Assembleia Geral das Nações Unidas proclamou a data em 2021; agenda reafirma compromisso com Objetivo de Desenvolvimento Sustentável número 5, que busca igualdade de gênero.

O Dia Internacional das Juízas é celebrado pela primeira vez neste 10 de março. A resolução foi adotada pela Assembleia Geral em 2021 reafirmando o compromisso dos países com a igualdade de gênero e o empoderamento de mulheres e meninas.

Alcançar a paridade entre homens e mulheres é o Objetivo número 5 da Agenda 2030 de Desenvolvimento Sustentável. De acordo com as Nações Unidas, a representação das mulheres no judiciário é significativa por vários motivos.
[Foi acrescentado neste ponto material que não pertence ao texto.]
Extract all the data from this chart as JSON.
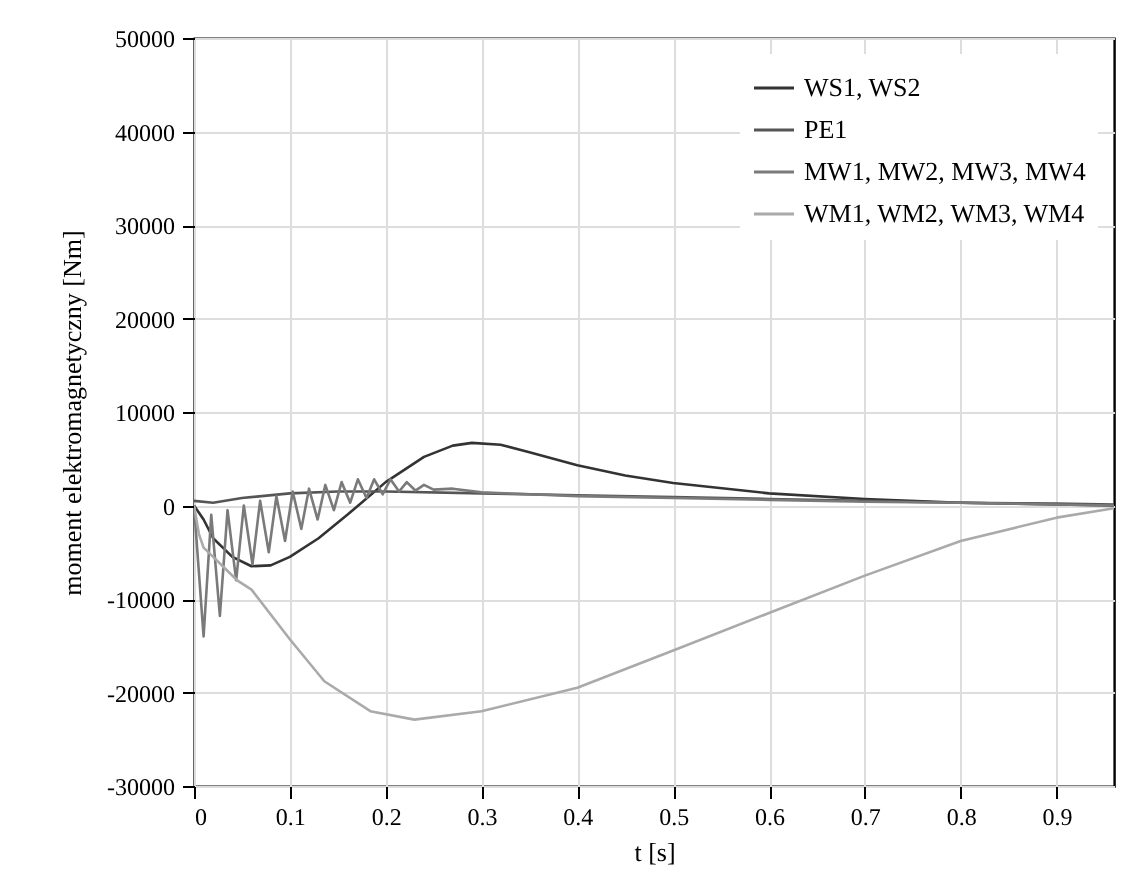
{
  "chart_data": {
    "type": "line",
    "xlabel": "t [s]",
    "ylabel": "moment elektromagnetyczny [Nm]",
    "xlim": [
      0,
      0.96
    ],
    "xticks": [
      0,
      0.1,
      0.2,
      0.3,
      0.4,
      0.5,
      0.6,
      0.7,
      0.8,
      0.9
    ],
    "ylim": [
      -30000,
      50000
    ],
    "yticks": [
      -30000,
      -20000,
      -10000,
      0,
      10000,
      20000,
      30000,
      40000,
      50000
    ],
    "grid": true,
    "legend": "top right",
    "marker": "none",
    "line_style": "solid",
    "series": [
      {
        "name": "WS1, WS2",
        "color": "#333333",
        "x": [
          0,
          0.01,
          0.02,
          0.04,
          0.06,
          0.08,
          0.1,
          0.13,
          0.16,
          0.2,
          0.24,
          0.27,
          0.29,
          0.32,
          0.35,
          0.4,
          0.45,
          0.5,
          0.6,
          0.7,
          0.8,
          0.9,
          0.96
        ],
        "values": [
          0,
          -1500,
          -3500,
          -5500,
          -6500,
          -6400,
          -5500,
          -3500,
          -1000,
          2500,
          5200,
          6400,
          6700,
          6500,
          5700,
          4300,
          3200,
          2400,
          1300,
          700,
          300,
          100,
          0
        ]
      },
      {
        "name": "PE1",
        "color": "#555555",
        "x": [
          0,
          0.02,
          0.05,
          0.1,
          0.15,
          0.2,
          0.3,
          0.4,
          0.5,
          0.6,
          0.7,
          0.8,
          0.9,
          0.96
        ],
        "values": [
          500,
          300,
          800,
          1300,
          1500,
          1500,
          1300,
          1100,
          900,
          700,
          500,
          300,
          200,
          100
        ]
      },
      {
        "name": "MW1, MW2, MW3, MW4",
        "color": "#7a7a7a",
        "x": [
          0,
          0.01,
          0.018,
          0.027,
          0.035,
          0.044,
          0.052,
          0.061,
          0.069,
          0.078,
          0.086,
          0.095,
          0.103,
          0.112,
          0.12,
          0.129,
          0.137,
          0.146,
          0.154,
          0.163,
          0.171,
          0.18,
          0.188,
          0.197,
          0.205,
          0.214,
          0.222,
          0.231,
          0.24,
          0.25,
          0.27,
          0.3,
          0.35,
          0.4,
          0.5,
          0.6,
          0.7,
          0.8,
          0.9,
          0.96
        ],
        "values": [
          0,
          -14000,
          -1000,
          -11800,
          -500,
          -8000,
          0,
          -6300,
          500,
          -5000,
          1000,
          -3800,
          1500,
          -2500,
          1800,
          -1500,
          2200,
          -500,
          2500,
          300,
          2800,
          800,
          2800,
          1200,
          2800,
          1500,
          2500,
          1600,
          2200,
          1700,
          1800,
          1400,
          1200,
          1000,
          800,
          600,
          400,
          300,
          100,
          0
        ]
      },
      {
        "name": "WM1, WM2, WM3, WM4",
        "color": "#aaaaaa",
        "x": [
          0,
          0.005,
          0.01,
          0.02,
          0.03,
          0.045,
          0.06,
          0.1,
          0.136,
          0.184,
          0.23,
          0.3,
          0.4,
          0.5,
          0.6,
          0.7,
          0.8,
          0.9,
          0.96
        ],
        "values": [
          0,
          -3000,
          -4500,
          -5500,
          -6500,
          -8000,
          -9000,
          -14300,
          -18800,
          -22000,
          -22900,
          -22000,
          -19500,
          -15500,
          -11500,
          -7500,
          -3800,
          -1300,
          -300
        ]
      }
    ]
  }
}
Juíza Xue Hanqin foi eleita para o Corte Internacional de Justiça para um novo mandato. Ela atua como vice-presidente do tribunal desde 2018.
UN Photo/ICJ-CIJ/Frank van Beek
Juíza Xue Hanqin foi eleita para o Corte Internacional de Justiça para um novo mandato. Ela atua como vice-presidente do tribunal desde 2018.

Representatividade

Além de garantir que o sistema jurídico seja desenvolvido com toda a sociedade em mente, também inspira a próxima geração de juízas e as motiva a alcançar seus objetivos.

Para a ONU, somente por meio da participação ativa das mulheres, em igualdade de condições com os homens, em todos os níveis de tomada de decisão, será possível alcançar o desenvolvimento sustentável, a paz e a democracia.

As Nações Unidas explicam que a representação das mulheres no judiciário é fundamental para garantir que os tribunais representem seus cidadãos, abordem suas preocupações e façam julgamentos sólidos.

A organização destaca que a entrada de juízas em espaços em que foram historicamente excluídas tem sido um passo positivo para que o poder judiciário seja mais transparente, inclusivo e representativo.

Dados

Segundo dados da ONU, em 2017, 40% dos juízes eram mulheres. O total representa 35% a mais do que em 2008.

O levantamento das Nações Unidas aponta que, na maioria dos países europeus, há mais mulheres do que homens juízes ou magistrados profissionais. No entanto, o grupo representa 41% dos juízes nos supremos tribunais nacionais e apenas 25% dos presidentes dos tribunais.